The changing risk landscape is leading to diverse and complex risks and opportunities. A resilient insurance sector depends on managing these risks in a far-sighted manner. For its part, ICNZ is a supporter of the UN’s principles of sustainable insurance which includes promoting Environmental, Social and Governance (ESG) issues as they interrelate with each other.

What does that mean? Well, changes to the environment may damage assets, disrupt supply chains, shift demand for goods and services, make some resources scarce, increase costs, affect balance sheets, and carry implications for borrowers and the credit risk in banks’ loan portfolios. So, the social impacts and governance implications for communities, boards and governments are profound.

One way insurers and reinsurers are responding to climate change is by starting to withdraw from coal investment and not underwriting new coal development. More fundamental changes to financial reporting for all sectors are afoot. The G20’s Financial Stability Board has developed a strategic framework for companies to report their climate change exposures. While not mandatory, stock exchanges are seeing increasing numbers of companies adopting this framework. Transparency of risk exposure will inform investment enabling a capital market-driven response to transition to a low carbon economy.  

Sixteen global banks, including ANZ and NAB closer to home, released a report last month under the aegis of the United Nations Environmental Programme’s Financial Initiative on how to measure the risks and opportunities of climate change in the property, agricultural and energy sectors. For the property sector, the analysis shows extreme events will decrease house prices and have a flow-on effect for loan-to-value ratios and the probability of default. The agriculture and energy sector analysis examines the impact of incremental and extreme events on declining productivity, revenue, costs and the probability of default.
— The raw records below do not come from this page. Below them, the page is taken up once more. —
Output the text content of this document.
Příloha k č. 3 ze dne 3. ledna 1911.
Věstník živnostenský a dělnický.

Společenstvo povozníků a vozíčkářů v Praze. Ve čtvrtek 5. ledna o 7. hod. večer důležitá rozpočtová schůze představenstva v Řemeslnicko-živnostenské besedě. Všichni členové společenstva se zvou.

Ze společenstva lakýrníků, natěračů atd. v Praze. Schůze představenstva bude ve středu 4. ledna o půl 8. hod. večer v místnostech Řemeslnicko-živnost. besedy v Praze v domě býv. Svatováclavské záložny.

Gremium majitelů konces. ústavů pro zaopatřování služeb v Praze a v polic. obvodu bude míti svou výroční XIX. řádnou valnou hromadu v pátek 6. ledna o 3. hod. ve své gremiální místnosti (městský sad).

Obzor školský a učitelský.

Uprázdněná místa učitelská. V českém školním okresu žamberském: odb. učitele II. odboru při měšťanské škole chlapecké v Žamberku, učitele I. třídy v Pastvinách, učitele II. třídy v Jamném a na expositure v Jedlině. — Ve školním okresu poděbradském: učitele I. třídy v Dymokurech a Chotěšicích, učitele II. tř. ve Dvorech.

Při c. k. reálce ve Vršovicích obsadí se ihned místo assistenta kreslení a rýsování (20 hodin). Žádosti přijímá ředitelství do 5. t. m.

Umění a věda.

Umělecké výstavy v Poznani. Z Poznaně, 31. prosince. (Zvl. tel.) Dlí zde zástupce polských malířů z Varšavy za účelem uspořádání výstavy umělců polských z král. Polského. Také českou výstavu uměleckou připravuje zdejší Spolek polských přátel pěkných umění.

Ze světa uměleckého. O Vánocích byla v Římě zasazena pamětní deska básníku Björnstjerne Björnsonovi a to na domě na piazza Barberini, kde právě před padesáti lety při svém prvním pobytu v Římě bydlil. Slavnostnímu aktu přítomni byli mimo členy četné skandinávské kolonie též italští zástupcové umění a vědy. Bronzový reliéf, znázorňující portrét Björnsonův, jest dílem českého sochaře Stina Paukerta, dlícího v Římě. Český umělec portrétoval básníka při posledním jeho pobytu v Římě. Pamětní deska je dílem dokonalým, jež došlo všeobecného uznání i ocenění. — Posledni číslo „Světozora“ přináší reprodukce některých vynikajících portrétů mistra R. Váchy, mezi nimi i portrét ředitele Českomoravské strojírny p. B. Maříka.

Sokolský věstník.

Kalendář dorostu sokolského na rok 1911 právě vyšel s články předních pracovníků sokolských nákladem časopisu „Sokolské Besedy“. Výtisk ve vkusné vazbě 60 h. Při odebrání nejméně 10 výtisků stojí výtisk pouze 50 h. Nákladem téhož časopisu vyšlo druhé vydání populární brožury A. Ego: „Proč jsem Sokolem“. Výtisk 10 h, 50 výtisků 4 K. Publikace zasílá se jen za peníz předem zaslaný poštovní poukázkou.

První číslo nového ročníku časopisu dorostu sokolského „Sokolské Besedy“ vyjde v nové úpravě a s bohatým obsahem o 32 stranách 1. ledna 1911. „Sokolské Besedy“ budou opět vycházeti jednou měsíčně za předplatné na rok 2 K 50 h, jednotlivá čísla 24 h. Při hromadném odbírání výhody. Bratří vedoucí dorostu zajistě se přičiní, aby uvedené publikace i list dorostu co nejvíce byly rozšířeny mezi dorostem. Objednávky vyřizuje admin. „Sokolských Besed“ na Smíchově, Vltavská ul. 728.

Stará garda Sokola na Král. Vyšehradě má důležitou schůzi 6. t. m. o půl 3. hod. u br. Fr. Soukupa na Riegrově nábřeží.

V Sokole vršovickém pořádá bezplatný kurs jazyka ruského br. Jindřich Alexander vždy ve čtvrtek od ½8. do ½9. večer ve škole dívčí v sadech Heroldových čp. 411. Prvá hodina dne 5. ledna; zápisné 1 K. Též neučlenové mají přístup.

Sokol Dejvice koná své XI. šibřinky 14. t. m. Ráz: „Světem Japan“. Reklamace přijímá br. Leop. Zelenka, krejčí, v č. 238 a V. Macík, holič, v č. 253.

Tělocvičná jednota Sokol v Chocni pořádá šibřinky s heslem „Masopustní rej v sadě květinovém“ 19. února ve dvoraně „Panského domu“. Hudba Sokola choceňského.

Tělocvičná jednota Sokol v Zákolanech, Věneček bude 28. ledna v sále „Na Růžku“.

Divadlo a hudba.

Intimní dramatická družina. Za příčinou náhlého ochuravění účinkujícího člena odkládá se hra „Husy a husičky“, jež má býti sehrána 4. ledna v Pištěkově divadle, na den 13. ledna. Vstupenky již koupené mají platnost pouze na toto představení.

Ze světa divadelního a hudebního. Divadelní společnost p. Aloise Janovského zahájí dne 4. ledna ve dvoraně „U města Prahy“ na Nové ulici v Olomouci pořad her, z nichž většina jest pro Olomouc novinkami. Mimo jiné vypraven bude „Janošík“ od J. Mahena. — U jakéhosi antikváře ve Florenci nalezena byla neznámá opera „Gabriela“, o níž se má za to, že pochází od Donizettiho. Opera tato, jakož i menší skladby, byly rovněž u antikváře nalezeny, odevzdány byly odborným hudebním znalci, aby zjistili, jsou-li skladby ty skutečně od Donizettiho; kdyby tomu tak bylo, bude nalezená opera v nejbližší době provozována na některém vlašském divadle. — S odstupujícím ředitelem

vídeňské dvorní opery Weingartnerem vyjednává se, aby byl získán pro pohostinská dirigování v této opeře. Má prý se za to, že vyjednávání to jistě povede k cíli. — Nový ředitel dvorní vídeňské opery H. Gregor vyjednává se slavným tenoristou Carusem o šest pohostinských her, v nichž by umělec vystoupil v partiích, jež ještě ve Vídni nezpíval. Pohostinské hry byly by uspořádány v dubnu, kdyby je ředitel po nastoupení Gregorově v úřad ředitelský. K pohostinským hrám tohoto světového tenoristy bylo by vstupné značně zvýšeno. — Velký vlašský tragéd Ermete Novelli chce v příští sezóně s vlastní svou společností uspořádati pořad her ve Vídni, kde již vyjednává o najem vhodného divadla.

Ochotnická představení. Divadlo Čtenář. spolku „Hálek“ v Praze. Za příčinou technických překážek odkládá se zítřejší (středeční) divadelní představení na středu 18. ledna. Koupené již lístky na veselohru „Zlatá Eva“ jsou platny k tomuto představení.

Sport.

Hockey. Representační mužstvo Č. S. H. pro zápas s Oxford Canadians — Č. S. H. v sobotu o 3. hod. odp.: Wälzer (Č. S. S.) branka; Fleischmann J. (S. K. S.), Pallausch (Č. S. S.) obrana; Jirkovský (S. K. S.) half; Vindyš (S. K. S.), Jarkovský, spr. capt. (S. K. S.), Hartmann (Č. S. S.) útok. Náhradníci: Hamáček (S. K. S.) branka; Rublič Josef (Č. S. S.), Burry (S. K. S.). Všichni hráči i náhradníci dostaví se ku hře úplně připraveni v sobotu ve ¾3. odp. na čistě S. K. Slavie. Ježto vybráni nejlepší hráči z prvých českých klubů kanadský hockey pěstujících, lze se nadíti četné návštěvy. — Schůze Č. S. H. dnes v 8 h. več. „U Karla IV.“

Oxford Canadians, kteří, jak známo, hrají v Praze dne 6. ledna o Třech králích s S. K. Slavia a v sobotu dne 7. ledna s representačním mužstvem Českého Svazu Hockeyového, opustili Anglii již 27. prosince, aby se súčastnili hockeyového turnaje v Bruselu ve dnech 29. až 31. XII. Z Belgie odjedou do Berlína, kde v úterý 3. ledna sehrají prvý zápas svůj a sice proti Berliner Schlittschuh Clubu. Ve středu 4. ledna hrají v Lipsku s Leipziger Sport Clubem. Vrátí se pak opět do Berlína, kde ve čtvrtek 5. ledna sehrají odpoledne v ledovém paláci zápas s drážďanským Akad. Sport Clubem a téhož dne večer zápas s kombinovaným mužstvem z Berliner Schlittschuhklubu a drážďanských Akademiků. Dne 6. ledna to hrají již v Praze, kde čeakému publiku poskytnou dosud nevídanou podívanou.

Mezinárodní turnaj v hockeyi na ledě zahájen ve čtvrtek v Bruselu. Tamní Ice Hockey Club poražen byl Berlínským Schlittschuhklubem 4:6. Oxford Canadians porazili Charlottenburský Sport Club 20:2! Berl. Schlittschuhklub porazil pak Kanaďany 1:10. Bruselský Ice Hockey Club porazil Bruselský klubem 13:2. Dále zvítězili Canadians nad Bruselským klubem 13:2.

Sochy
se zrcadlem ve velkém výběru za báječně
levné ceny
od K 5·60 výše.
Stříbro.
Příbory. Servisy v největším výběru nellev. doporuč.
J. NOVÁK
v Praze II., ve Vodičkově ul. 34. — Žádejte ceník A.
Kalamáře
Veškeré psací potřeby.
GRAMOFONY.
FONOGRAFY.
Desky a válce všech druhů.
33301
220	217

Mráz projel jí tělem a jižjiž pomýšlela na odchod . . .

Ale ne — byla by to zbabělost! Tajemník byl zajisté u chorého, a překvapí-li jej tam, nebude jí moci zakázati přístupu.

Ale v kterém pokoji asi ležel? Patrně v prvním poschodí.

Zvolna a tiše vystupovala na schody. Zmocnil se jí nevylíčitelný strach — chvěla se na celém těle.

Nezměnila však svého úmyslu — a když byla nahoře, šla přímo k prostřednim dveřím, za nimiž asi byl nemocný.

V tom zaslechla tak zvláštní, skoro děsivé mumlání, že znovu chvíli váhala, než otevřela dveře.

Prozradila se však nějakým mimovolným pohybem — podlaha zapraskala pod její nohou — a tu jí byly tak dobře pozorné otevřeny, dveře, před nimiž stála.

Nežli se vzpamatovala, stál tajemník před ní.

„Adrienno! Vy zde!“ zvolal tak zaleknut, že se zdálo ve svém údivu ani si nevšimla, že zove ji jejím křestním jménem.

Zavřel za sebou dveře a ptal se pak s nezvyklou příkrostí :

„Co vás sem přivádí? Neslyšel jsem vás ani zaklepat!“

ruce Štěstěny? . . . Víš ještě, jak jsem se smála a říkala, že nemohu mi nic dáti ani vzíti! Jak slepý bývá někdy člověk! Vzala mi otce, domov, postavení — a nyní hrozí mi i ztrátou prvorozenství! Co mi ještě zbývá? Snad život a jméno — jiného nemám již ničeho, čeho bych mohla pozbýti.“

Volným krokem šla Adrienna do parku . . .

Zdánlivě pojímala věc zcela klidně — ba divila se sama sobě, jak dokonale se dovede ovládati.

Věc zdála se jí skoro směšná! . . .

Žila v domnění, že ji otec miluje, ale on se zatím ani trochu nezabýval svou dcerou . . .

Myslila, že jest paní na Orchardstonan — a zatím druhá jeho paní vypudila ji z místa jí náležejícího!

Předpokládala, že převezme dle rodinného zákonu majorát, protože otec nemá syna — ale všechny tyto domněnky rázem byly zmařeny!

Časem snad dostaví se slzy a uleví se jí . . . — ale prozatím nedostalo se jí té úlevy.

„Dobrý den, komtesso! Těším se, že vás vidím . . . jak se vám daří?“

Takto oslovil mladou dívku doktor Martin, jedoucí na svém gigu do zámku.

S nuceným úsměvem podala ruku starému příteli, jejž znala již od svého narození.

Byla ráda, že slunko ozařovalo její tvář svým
Across the Tasman, the Centre for Policy Development and the Future Business Council released an influential legal opinion on company directors’ legal obligations to consider the impacts of climate change. It found that directors who fail to properly consider and disclose foreseeable climate-related risks to their business could be held personally liable for breaching their statutory duty of due care and diligence under the Corporations Act. Geoff Summerhayes from the Australian Prudential Supervisor, APRA, has drawn this reference to the Insurance Council of Australia.

So, what are the implications for D&O policies with respect to disclosures, exclusions and occurrences?

ICNZ recently submitted on the Government’s Zero Carbon Bill Issues Paper, arguing strongly that adaptation (risk reduction) must be included in the proposed Climate Commission’s mandate alongside mitigation (emission reductions). Surprisingly, some business interests think this will dilute the focus on reducing emissions, but we say adaptation and mitigation are bound at the hips. Adaptation and mitigation overlap with building designs that need to be more resilient and energy efficient, as they do when farm businesses seek to be more financially sustainable by substituting to more resilient crops. Allocating resources or communicating about risk will need to be coordinated by the Commission taking a long view of both adaptation and mitigation. If risk is not reduced well, then insurance will become less affordable or even unavailable for some.

Sustainable insurance depends on a sustainable world and a financially stable world depends on sustainable insurance. Some of the initiatives the finance sector must do to support this include:

  • Improving disclosures on climate risks
  • Clarifying investors and directors’ duties
  • Aligning finance with the longterm
  • Setting standards of sustainable investment
  • Enabling consumers to align their finances with sustainability
  • Government support in building sustainable infrastructure.